There is no reason why the food movements should be the property of any ideological movement or political constituency. The politics of food has certainly brought together some unusual alliances, drawing in organic farmers, green activists, urban-guerrilla gardeners, and metropolitan gastronomes. The ecology of activism stretches wide, from (in Britain) the Soil Association and Sustain, which have forged effective alliances on the now-threatened school-food initiatives, to Slow Food UK, which has launched its own Slow Food on Campus.

Perhaps the one movement in Britain that embodies the energy of earlier decades is the Campaign for Real Ale (Camra). This group, founded in 1971, focuses on a wide-ranging set of concerns that encompass support for local beers and historic pubs with opposition to the power of big breweries and defence of the pub’s community role (an issue which relates directly to the availability of cheap supermarket alcohol and it association with many social problems). Camra’s impact in mixing politics and pleasure has brought it over 100,000 members, 200 branches, sixteen regional associations, and 5,000 volunteers who organise 150 beer festivals a year.

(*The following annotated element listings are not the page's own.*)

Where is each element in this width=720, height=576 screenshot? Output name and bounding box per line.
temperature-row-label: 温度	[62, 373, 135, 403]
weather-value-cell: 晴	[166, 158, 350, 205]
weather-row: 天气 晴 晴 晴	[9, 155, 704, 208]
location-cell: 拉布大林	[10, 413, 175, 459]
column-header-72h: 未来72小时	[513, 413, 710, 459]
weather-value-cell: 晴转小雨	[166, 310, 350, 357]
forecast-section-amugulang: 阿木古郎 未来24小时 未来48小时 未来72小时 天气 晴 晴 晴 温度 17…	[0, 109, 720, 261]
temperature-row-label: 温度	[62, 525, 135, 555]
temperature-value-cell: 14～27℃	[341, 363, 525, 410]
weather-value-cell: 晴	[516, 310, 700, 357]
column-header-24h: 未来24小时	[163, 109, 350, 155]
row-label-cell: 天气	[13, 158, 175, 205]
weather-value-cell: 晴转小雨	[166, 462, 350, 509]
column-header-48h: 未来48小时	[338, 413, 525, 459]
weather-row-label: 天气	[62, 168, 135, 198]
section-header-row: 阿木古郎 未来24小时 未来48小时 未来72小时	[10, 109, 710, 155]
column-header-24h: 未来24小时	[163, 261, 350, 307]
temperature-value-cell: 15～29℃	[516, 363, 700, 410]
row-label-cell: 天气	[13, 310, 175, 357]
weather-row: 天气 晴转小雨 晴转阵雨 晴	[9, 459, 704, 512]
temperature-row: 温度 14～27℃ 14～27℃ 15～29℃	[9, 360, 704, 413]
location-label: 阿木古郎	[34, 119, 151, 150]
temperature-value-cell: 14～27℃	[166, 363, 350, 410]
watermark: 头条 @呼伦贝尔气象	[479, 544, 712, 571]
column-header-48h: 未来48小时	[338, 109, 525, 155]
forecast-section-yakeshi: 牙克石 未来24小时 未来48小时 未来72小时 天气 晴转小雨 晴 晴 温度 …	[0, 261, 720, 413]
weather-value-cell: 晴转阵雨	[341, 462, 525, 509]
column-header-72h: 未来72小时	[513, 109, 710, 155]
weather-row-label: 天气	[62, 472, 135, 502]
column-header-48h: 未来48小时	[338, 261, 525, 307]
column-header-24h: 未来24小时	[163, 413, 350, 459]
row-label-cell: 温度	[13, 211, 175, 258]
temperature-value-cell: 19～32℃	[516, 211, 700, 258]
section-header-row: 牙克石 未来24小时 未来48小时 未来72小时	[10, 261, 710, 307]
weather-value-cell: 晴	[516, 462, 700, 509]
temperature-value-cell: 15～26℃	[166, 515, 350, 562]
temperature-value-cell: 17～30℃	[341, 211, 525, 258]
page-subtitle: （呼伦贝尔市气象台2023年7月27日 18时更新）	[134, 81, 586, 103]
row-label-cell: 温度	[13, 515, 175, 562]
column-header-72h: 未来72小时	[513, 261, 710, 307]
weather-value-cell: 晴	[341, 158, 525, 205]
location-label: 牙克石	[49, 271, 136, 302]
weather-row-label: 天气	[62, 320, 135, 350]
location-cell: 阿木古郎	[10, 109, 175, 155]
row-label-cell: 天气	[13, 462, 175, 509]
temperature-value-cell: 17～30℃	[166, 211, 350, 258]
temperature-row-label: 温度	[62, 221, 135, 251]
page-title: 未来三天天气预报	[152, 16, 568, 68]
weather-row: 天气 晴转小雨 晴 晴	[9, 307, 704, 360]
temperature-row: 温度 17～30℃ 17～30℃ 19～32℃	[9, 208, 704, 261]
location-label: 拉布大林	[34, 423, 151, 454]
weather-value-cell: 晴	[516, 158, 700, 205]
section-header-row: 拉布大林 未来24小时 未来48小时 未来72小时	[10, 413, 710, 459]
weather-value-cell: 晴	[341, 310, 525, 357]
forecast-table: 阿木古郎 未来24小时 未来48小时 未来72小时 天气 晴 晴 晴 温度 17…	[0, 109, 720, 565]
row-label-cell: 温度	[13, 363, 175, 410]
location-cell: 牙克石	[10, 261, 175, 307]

The politics of food and its implications for the new movements have been explored on openDemocracy (including in a series in 2003, and in later articles) and elsewhere. The distinctive feature of these movements is the links they make between politics, the economy, the environment and health.

The “edible dynamic” provides both a holistic critique of the way society is organised and a prefigurative approach to the future (reflected in the rise of the Transition Town movement which invests in local and sustainable food producers). Perhaps more than on any other subject, debates about food concern ways of living and the future of the planet, where - from from farmers’ markets to food festivals - citizens can taste what Alice Waters calls the “delicious revolution”.